İlk olarak ve en önemlisi, Spiritland sosyal bir mekana bağlı bir ses sistemi değil. Hafta içi 8'de (hafta sonları daha rahat bir başlangıçla 10'da) açılıyor ve o saatte ayakta olanlar için mükemmel bir fincan kahve sunuyor. Ayrıca iyi yemekler sunuyor, hem alkollü hem de alkolsüz ilginç ve geniş bir içki yelpazesi var ve bol oturma alanı mevcut. Son zamanlarda hayal edebileceğiniz en anlamsız pop-up restoranlar sunma konusuna kararlı görünen bir şehirde, Spiritland mantıklı.
Ancak uzak duvarda, biraz daha sıra dışı bir şey gizleniyor - en azından bunun en görünür tezahürü. Bir çift büyük çok yönlü korna hoparlörü ve bunlara eşlik eden bas modüllerinin mekana giren bir müşterinin görüşünü domine ediyor. Bunlar, eski zamanlardan kalma restore edilmiş otantikler gibi görünebilir- aslında birçok dekor kararı sizin tam olarak bunu düşünmeniz için yapılmış- ama bir yıldan daha eski değiller. Mekan için özel olarak yapıldılar ve biraz özel bir isim taşıyorlar; Living Voice.

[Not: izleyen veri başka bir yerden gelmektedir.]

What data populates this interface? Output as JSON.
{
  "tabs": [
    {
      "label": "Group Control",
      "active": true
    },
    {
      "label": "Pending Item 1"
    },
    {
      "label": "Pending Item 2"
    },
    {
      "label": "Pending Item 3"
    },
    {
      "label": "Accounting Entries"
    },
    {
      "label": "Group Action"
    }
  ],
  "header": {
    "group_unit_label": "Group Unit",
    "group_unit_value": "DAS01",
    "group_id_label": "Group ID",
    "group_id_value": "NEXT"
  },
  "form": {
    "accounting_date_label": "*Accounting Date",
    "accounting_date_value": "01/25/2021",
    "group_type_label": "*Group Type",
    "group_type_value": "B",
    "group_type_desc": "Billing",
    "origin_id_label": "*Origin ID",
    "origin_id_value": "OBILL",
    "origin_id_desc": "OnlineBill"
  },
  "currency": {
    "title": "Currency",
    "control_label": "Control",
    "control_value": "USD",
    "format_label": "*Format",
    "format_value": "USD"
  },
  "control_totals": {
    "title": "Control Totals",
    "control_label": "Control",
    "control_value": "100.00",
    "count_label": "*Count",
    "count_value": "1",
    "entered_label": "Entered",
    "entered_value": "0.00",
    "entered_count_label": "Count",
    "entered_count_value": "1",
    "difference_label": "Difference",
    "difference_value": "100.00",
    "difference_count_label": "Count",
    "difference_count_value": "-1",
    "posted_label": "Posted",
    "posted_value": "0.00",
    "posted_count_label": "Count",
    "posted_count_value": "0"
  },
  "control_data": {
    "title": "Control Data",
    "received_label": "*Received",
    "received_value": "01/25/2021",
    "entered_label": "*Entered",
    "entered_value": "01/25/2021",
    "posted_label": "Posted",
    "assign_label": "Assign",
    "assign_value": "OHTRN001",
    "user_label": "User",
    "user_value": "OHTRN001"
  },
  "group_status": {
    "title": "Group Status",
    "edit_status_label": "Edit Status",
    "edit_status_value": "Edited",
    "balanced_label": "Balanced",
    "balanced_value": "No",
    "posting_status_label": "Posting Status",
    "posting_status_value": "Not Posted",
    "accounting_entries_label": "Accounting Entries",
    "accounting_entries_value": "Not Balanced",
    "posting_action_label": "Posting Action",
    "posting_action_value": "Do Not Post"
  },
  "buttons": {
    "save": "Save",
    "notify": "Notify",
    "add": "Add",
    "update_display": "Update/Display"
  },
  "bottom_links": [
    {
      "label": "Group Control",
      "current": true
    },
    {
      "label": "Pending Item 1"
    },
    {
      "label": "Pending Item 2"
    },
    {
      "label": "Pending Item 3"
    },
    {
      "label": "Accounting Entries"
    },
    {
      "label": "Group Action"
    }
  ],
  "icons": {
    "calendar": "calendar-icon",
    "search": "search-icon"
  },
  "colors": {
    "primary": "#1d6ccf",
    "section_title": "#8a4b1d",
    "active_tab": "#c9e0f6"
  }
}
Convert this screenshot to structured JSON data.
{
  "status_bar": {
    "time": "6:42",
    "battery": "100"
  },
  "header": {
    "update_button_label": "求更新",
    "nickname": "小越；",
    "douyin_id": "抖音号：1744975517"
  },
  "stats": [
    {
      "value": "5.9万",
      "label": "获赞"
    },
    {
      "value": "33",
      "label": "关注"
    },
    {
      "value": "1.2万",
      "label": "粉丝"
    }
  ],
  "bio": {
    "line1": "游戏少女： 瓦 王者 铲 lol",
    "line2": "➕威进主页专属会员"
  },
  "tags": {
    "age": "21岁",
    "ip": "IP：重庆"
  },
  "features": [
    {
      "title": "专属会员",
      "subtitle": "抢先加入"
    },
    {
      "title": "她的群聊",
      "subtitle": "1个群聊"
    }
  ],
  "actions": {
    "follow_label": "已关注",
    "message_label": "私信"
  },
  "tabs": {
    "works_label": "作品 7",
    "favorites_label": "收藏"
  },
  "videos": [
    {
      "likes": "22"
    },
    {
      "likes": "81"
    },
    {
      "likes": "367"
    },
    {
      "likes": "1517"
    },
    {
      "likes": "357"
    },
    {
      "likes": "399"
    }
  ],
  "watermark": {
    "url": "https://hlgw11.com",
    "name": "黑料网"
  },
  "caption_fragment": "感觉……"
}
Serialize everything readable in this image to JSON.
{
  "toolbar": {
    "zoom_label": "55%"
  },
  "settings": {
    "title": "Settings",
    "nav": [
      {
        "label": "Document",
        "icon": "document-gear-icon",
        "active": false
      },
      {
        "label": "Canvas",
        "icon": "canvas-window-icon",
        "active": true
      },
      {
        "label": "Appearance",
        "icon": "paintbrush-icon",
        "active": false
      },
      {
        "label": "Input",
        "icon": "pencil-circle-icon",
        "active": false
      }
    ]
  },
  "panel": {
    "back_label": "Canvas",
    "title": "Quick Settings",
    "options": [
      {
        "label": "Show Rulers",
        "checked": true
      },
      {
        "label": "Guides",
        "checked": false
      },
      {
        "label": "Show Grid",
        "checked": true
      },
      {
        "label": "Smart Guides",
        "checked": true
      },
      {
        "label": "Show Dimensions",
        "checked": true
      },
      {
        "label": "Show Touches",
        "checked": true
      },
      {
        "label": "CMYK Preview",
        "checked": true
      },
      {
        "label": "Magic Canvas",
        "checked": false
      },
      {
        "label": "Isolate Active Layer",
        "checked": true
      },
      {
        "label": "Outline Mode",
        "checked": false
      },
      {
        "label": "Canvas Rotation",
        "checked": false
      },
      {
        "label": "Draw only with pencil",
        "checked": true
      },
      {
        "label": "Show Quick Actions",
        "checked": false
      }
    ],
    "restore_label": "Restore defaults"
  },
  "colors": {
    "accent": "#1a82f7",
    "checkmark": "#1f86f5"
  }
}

Living Voice işleri kendi yöntemleriyle yapan bir şirket. Şaşırtıcı derecede iyi kutu hoparlörler üretmelerine rağmen, ana ilgileri her zaman korna sürücüleri temel alan tasarımlar yaratmak olmuştur. Yaklaşık on yıl önce, Vox Olympian adında bir hoparlör çıkardılar. Beş yönlü bir korna hoparlörü olan bu cihaz, hem nihai hoparlör hem de maliyet veya sadelik nedenlerinden ödün verilmeden yapılmış malzemelerden yapılmış bir nesne olarak tasarlandı. ‘Dünyanın en iyi hoparlörü’ olduğunu iddia edebilecek birçok tasarım var ama, kartlar masaya döküldüğünde, benim için bu en iyi argümana sahip olan tasarım.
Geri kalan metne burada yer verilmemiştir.